Gute Nacht, Deutschland!

( 46. KW – 10. bis 16. November 2014)

22:00 Uhr: Es war ein anstrengender Tag. Ich werde dennoch heute meinen ersten Blogeintrag schreiben, denn es soll unbedingt in dieser Woche losgehen, beginnend vom historischen 9.November an, und versuche dann jede Woche einen Eintrag vornehmen.

Abends bin ich meist geschafft, gerade so noch in der Lage, die Glotze laufen und mich berieseln zu lassen. Denn mein Sozialarbeiterjob ist in der Realität tatsächlich mehr als nur Kaffee trinken und „mal drüber reden“. Und auch die anderen Aktivitäten kosten Kraft, unbeschadet des Umstandes, dass ich sie ja freiwillig mache. Der Diskotheker-Job macht großen Spaß, die Mediation bringt mir so viel, davon wird noch eine Menge zu berichten sein. Wenn es sich aber – wie in dieser ersten Blog-Woche – so ballt, dann bin ich abends eben so geschafft wie heute.

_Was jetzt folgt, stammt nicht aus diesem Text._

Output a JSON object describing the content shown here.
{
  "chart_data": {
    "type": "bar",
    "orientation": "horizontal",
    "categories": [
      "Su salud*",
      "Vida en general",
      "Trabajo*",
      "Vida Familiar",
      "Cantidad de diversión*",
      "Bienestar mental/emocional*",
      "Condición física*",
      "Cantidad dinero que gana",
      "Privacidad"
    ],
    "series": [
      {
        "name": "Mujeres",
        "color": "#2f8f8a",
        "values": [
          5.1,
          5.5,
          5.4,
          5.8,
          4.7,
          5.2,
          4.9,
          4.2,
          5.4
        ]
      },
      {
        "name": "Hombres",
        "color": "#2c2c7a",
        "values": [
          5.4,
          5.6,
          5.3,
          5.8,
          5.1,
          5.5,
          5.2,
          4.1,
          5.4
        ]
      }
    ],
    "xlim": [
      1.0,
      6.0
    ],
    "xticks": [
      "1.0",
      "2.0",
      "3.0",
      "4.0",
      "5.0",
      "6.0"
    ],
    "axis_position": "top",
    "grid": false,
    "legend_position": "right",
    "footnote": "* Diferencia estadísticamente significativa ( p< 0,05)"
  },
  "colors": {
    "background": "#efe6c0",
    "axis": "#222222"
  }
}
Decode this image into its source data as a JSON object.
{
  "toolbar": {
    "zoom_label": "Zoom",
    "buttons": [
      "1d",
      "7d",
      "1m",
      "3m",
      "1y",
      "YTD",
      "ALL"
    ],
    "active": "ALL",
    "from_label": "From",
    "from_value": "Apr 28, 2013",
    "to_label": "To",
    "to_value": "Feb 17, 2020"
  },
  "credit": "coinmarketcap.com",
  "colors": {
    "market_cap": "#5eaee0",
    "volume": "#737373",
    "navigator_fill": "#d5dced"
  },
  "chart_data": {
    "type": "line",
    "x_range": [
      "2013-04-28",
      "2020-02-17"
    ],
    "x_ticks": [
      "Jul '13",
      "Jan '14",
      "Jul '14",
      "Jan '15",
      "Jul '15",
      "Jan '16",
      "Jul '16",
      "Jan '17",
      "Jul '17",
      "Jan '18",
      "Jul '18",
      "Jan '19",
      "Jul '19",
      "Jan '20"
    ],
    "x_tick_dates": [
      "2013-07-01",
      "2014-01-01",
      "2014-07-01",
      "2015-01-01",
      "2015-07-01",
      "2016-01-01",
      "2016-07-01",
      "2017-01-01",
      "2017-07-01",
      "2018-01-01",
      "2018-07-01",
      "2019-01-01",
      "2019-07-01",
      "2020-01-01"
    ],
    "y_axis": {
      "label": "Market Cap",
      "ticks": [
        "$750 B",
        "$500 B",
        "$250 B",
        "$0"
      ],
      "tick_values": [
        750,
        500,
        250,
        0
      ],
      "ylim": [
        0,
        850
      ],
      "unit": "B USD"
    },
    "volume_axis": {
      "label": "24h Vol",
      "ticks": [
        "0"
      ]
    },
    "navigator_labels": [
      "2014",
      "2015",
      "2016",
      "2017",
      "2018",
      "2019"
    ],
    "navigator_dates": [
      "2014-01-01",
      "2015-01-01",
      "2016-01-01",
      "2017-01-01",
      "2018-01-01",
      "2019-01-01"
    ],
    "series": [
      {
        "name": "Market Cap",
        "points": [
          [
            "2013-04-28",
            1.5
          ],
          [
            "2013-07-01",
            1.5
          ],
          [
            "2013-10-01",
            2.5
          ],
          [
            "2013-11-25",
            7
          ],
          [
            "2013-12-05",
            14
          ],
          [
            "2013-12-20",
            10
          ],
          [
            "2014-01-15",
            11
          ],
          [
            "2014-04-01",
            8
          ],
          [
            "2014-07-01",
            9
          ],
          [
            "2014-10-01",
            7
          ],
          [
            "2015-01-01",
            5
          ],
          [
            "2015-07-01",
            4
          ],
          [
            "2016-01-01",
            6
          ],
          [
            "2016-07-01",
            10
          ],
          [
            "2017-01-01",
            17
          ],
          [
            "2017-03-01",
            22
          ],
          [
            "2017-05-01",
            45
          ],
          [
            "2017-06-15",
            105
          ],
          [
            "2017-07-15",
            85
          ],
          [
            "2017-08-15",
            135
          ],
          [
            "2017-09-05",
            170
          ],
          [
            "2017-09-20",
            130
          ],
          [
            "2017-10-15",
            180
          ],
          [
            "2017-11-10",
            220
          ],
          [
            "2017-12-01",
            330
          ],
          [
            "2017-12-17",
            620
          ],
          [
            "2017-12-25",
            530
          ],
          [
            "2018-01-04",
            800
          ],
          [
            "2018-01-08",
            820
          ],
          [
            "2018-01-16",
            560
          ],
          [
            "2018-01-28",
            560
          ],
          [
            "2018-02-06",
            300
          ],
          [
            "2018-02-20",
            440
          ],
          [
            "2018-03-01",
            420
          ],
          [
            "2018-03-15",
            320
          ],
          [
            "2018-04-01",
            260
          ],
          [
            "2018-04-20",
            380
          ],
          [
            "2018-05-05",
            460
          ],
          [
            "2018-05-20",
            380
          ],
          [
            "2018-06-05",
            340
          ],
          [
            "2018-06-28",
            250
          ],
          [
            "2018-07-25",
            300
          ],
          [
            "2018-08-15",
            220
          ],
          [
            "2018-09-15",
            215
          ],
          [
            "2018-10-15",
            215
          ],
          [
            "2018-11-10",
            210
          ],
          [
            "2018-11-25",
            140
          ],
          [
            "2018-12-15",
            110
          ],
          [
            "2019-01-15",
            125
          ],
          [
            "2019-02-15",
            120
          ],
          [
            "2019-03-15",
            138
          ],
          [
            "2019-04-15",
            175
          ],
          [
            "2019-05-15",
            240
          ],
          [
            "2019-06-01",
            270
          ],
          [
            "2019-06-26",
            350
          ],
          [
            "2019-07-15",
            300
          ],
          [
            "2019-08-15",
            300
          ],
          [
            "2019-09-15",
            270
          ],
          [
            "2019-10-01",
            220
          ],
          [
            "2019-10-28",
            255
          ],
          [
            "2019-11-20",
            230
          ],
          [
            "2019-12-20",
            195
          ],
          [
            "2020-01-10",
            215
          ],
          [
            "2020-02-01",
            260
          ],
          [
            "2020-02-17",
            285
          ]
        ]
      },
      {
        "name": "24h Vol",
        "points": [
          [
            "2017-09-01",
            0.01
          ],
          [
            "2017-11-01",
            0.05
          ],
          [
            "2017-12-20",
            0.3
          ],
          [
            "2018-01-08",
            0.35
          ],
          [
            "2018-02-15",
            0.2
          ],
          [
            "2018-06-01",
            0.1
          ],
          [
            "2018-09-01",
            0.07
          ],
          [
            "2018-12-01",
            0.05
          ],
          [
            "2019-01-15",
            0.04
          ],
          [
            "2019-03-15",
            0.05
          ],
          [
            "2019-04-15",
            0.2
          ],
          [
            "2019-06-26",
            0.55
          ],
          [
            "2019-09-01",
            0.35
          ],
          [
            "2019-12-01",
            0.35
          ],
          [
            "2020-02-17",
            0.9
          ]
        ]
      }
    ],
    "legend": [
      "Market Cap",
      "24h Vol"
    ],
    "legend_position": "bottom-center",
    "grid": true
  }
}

 Ich bin gespannt, wie sich diese Art Tagebuch, das ich auf meiner Website einstelle, entwickeln wird, ja ob ich es überhaupt durchhalte, jede Woche einen Eintrag zu schreiben. Und was im Verlaufe daraus wird… Erst einmal mache eigentlich nur einfach das, was ich zu Hause seit Jahren, mit längeren Pausen, tue – schreiben.

Der 9.November also. So ganz entziehen konnte ich mich der allgemeinen Stimmung nicht, auch wenn ich gegenüber solchen Massenphänomenen immer sehr skeptisch bin. Ich meine damit nicht die Wende-Ereignisse von 1989, sondern den allgemeinen Freudentaumel heute. Wer nicht alles zurückblickte und sich erinnerte, wer nicht alles seinen Senf dazugeben musste – und natürlich waren fast alle dagegen und eigentlich zumindest heimliche Widerstandskämpfer. Aber was soll`s. Die Realität ist so vielschichtig wie Sichtweisen auf selbige.

Ich war am 9.November im Lindenpark Potsdam zum Mauerfall – Deutschrock Konzert mit Engerling, Zöllner, Ulla Meinecke, Pankow und Heinz-Rudolf Kunze. Die Ost-West Mischung hat mir gefallen, die Musikrichtung sowieso. Und wie erwartet hat Kunze grandiose Sätze fallen lassen in seinen Zwischentexten… wunderbar.

Ich stand kurz vor dem dreißigsten Geburtstag am 9.November 1989 und habe gestern so bei mir gedacht: Wenn man die ersten fünf Jahre außer Acht lässt, die ohnehin jenseits der bewussten Erinnerungsgrenze liegen, habe ich genau so viel Zeit in der DDR gelebt wie im wieder vereinigten Deutschland. Jeweils 25 Jahre. Ist `ne spannende Erfahrung. Und wenn ich von einer einigermaßen realistischen Lebenserwartung von 75 Jahren ausgehe, dann hab ich genau zwei Drittel hinter mir. Eines im DDR-Sozialismus und eines im BRD-Kapitalismus. Was wird das dritte bringen? Und wie verweben sich die so unterschiedlichen Erfahrungen aus diesen so unterschiedlichen Systemen in der eigenen Biografie?

Also sollte es mir an Stoff nicht fehlen für viele – für meine – Blogeinträge.

Und wenn ich so in die Gegenwart blicke? In der Glotze läuft eine Bambi – Verleihung und ich weiß nicht recht, was grausamer ist: die Moderation von Johannes B.Kerner, der mit Krücken auf die Bühne stolpert oder der schlechte Comedie – Versuch von Olaf Schubert. Der Bundestag debattiert zur Sterbehilfe, in der Ukraine wird auch ohne solche gestorben. Putin schickt Kriegsschiffe bis an die amerikanische Küste und die Walhalla-Ruhmeshalle in Regensburg ist renoviert worden.

Mit den Gedanken an Regensburg sollte ich in`s Bett gehen, denn dort werde ich im Januar nächsten Jahres Haindling lauschen, sicher ein Konzert der Spitzenklasse…

Mitternacht: Ich bin guter Dinge bezügliches meines wöchentlichen Blogs … gute Nacht, Deutschland!